Mais aucune réserve sur l’œuvre. Seulement sur le culte, la légende dorée.
Les écrivains de la génération « post-moderne » (cf La Revue de Littérature Générale) regardaient l’œuvre de G. de loin, voire en coin : scepticisme. Congé à ce type d’écriture (héroïsme de la forme) et de posture infatuée (héroïsme de l’expérience).
Quant aux lyriques de chic et aux formalistes à contraintes, ces énormités magnifiques les laissent ahuris ou pantelants d’effroi. Préfèrent donc n’en rien savoir.
Plus récemment : mise en cause de la notion de « grand écrivain » ; appel à un front poétarien uni : à bas les « grandes irrégularités » aristocratiques ! démocratisons les pratiques d’écriture !
L’œuvre de G. est alors une cible (bien que la plupart du temps on ne la constitue comme cible qu’en l’ignorant obstinément).
On peut trouver ça de peu d’intérêt intellectuel et artistiquement faible.

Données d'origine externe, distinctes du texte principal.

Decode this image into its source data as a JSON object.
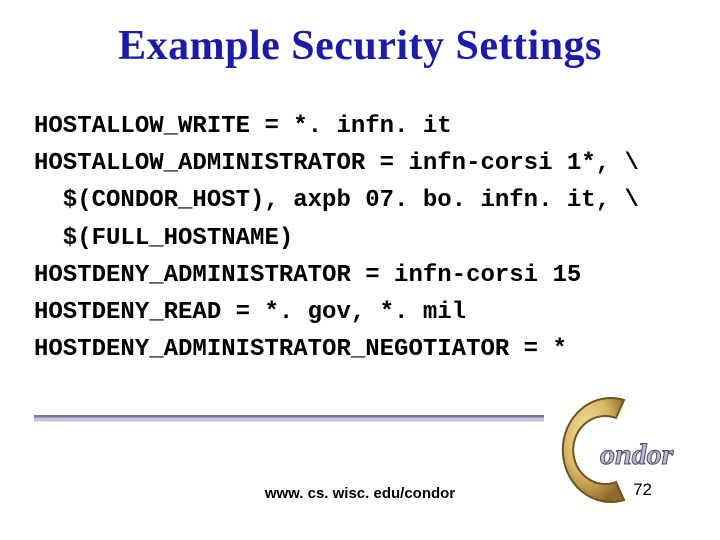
{
  "title": "Example Security Settings",
  "code": {
    "l1": "HOSTALLOW_WRITE = *. infn. it",
    "l2": "HOSTALLOW_ADMINISTRATOR = infn-corsi 1*, \\",
    "l3": "  $(CONDOR_HOST), axpb 07. bo. infn. it, \\",
    "l4": "  $(FULL_HOSTNAME)",
    "l5": "HOSTDENY_ADMINISTRATOR = infn-corsi 15",
    "l6": "HOSTDENY_READ = *. gov, *. mil",
    "l7": "HOSTDENY_ADMINISTRATOR_NEGOTIATOR = *"
  },
  "footer_url": "www. cs. wisc. edu/condor",
  "page_number": "72",
  "logo_text": "ondor",
  "colors": {
    "title": "#1b1ab0",
    "logo_c_outer": "#b0873c",
    "logo_c_inner": "#e6c97a",
    "logo_text_fill": "#bfb9d2",
    "logo_text_stroke": "#514a6e"
  }
}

Donc ne pas s’en soucier. Et célébrer G. comme si de rien n’était, comme si rien n’avait eu lieu depuis.
Mais alors on confine l’œuvre, mythifiée, dans son propre temps (celui des dernières avant-gardes). C’est-à-dire qu’au bout du compte l’infini du commentaire la dispose hors temps (comme a coutume de le faire l’Université).
Mon texte n’avait d’autre but que de demander à ceux, beaucoup plus jeunes que moi, qui liraient aujourd’hui les écrits de G. quel usage ils en ont, quel effet ça leur fait (ce que ça fait, ibi et nunc, à leurs propres pratiques).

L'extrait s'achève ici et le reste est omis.